On July 29, 2021 CLAVVS released their sophomore album O, which included 2020 singles "Dance in Place" and "Heyi" as well as 2021 single "Stay Forever". "Dance in Place" is featured in the season finale of Mindy Kaling's HBO series The Sex Lives of College Girls. CLAVVS released the O remixes on November 19, 2021, featuring tracks by WHY?'s Yoni Wolf, Treasure Fingers, and Marsh's electronic solo project draigh.

=== 2022 - Present ===
In October 2023, CLAVVS released the stand alone single "Interference". The track was followed up by an official remix by Treasure Fingers, which released on November 30, 2023. Shortly after, CLAVVS released "Get Down" on December 21, 2023. The track was a collaboration with Chico Mann of Antibalas and was featured in a Michael Kors ad campaign. On January 31 of 2024, the band released the single "House on Fire".
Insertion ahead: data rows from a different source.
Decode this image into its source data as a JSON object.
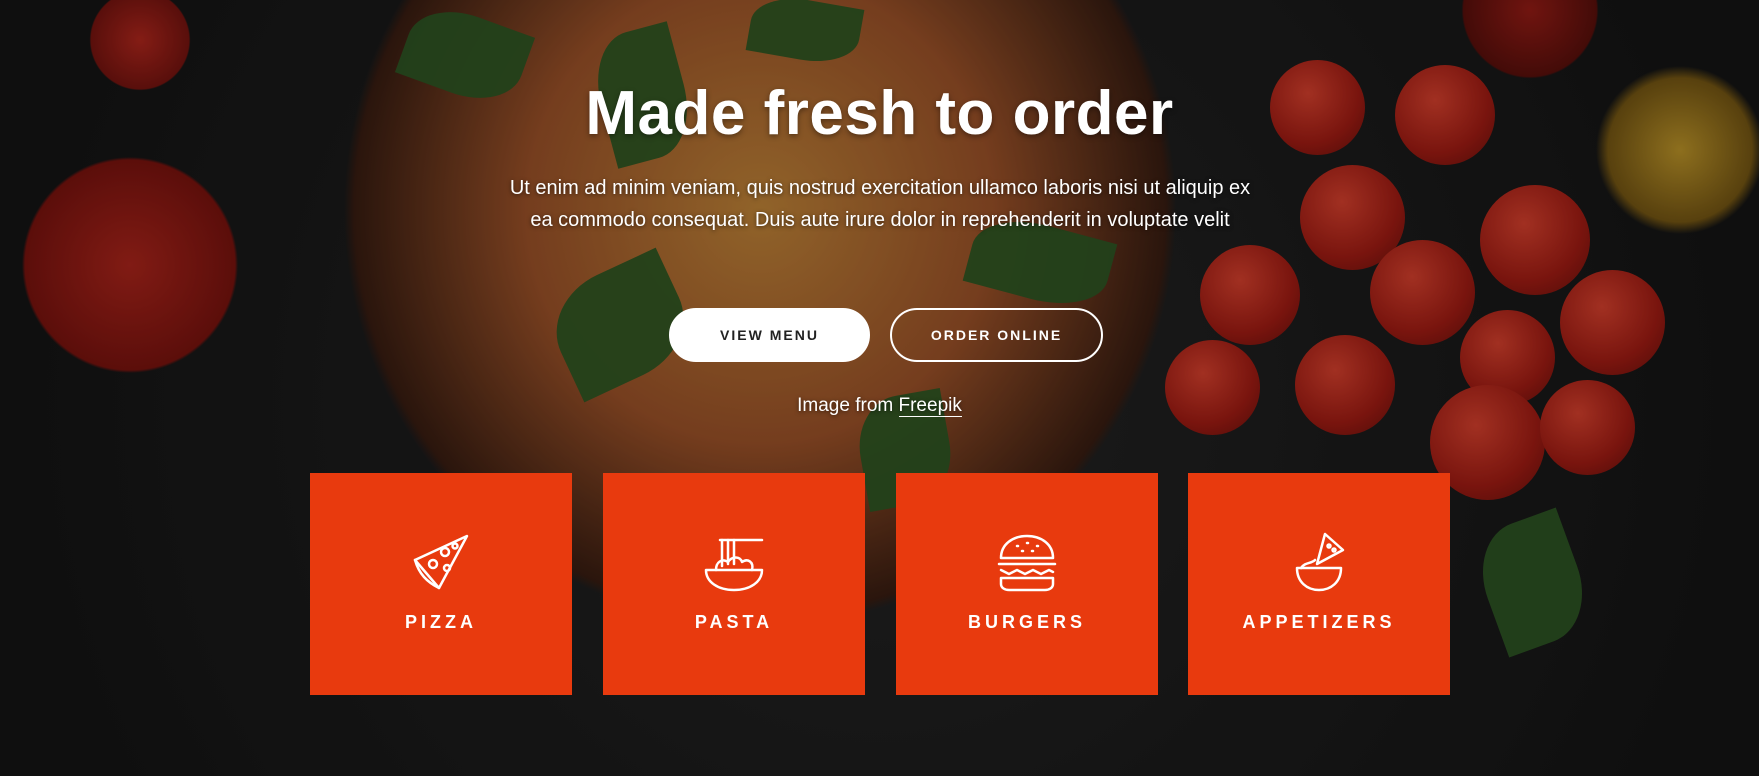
{
  "hero": {
    "title": "Made fresh to order",
    "lead": "Ut enim ad minim veniam, quis nostrud exercitation ullamco laboris nisi ut aliquip ex ea commodo consequat. Duis aute irure dolor in reprehenderit in voluptate velit",
    "buttons": {
      "view_menu": "VIEW MENU",
      "order_online": "ORDER ONLINE"
    },
    "credit": {
      "prefix": "Image from",
      "link": "Freepik"
    }
  },
  "categories": [
    {
      "label": "PIZZA",
      "icon": "pizza-slice-icon"
    },
    {
      "label": "PASTA",
      "icon": "pasta-bowl-icon"
    },
    {
      "label": "BURGERS",
      "icon": "burger-icon"
    },
    {
      "label": "APPETIZERS",
      "icon": "nacho-dip-icon"
    }
  ],
  "colors": {
    "tile_background": "#e83a0e",
    "text": "#ffffff",
    "button_primary_bg": "#ffffff"
  }
}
CLAVVS released a collaborative EP titled A Dream Away with Graham Marsh's solo project, draigh on December 12, 2024. It featured the songs "Daydream", "Radio", "Clouds", and "It's Coming Back Around".

==Sound==
CLAVVS' sound combines elements of world music and electronica with indie dance and vapor soul. The 405 describes CLAVVS as "indie hitmakers" for their use of pop and indie elements. Consequence of Sound praises the duo's "natural chemistry," calling their sound "swirling and wistful." NPR calls CLAVVS "sleek and suitably mysterious...a pop sound that straddles spacey trip-hop and ingratiating pop, with notes of psychedelia to keep the mix feeling ever-so-slightly off balance." Pop Matters says, "Since their inception, the duo have carved a niche for themselves with richly-produced, hook-laden indie pop."

==Members==
- Graham Marsh – instrumentals, production
- Amber Renee – lyrics, vocals

==Discography==
===Albums & EPs===
- Feel It All (2015)
- Halfblood EP (2016)
- Halfblood (2016)
- World Underwater (2017)
- No Saviors EP (2019)
- Half Moon EP (2020)
- No Saviors (Extended version) (2020)
- O (2021)
- A Dream Away EP collaboration with draigh (2024)

===Standalone Singles===
- "Electric Feel" (June 2017)
- "Like Daggers" (November 2017)
- "Rather Be Home" (October 2020)
- "The Killing Moon (Echo and The Bunnymen Cover)" (October 2020)
- "Interference" (October 2023)
- "Get Down" (December 2023)
- "House on Fire" (January 2024)

===Remixes===
- "Sit You Down" Bombassic Remix (2016)
- "Serpentine" Daily Bread Remix (2017)
- "Lay Back" Bad Tuner Remix (2019)
- "Dance in Place" Treasure Fingers Remix (2021)
- "Dance in Place" Treasure Fingers Dub Remix (2021)
- "Heyi" Yoni Wolf Remix (2021)
- "Put it Down" draigh Remix (2021)
- "Interference" Treasure Fingers Remix (2023)

==Live performances==
CLAVVS has performed with Ibeyi, Kevin Garrett (musician), and Vampire Weekend's Chris Baio, among others. The duo performed at Sweetwater 420 Fest in 2017 following a tour of the United States' East Coast from Atlanta to Brooklyn. CLAVVS opened for Kevin Garrett (musician) during Canadian Music Week in Toronto, Ontario in 2019 as well as The Underground Music Showcase in Denver, CO the same year. CLAVVS made their SXSW debut in 2019, where they were named one of NPR's Austin 100 Artists to Watch. The duo played their debut LA show on March 17, 2019 at The Echo (venue), followed by a No Saviors EP release show on March 29, 2019 at Knitting Factory in Brooklyn, NY. CLAVVS played one show in 2020 opening for Siames at Gramercy Theater in Manhattan, NY. In 2021, the duo played their O album release show at Our Wicked Lady in Bushwick, NY ahead of a Sultan Room headline show later that year.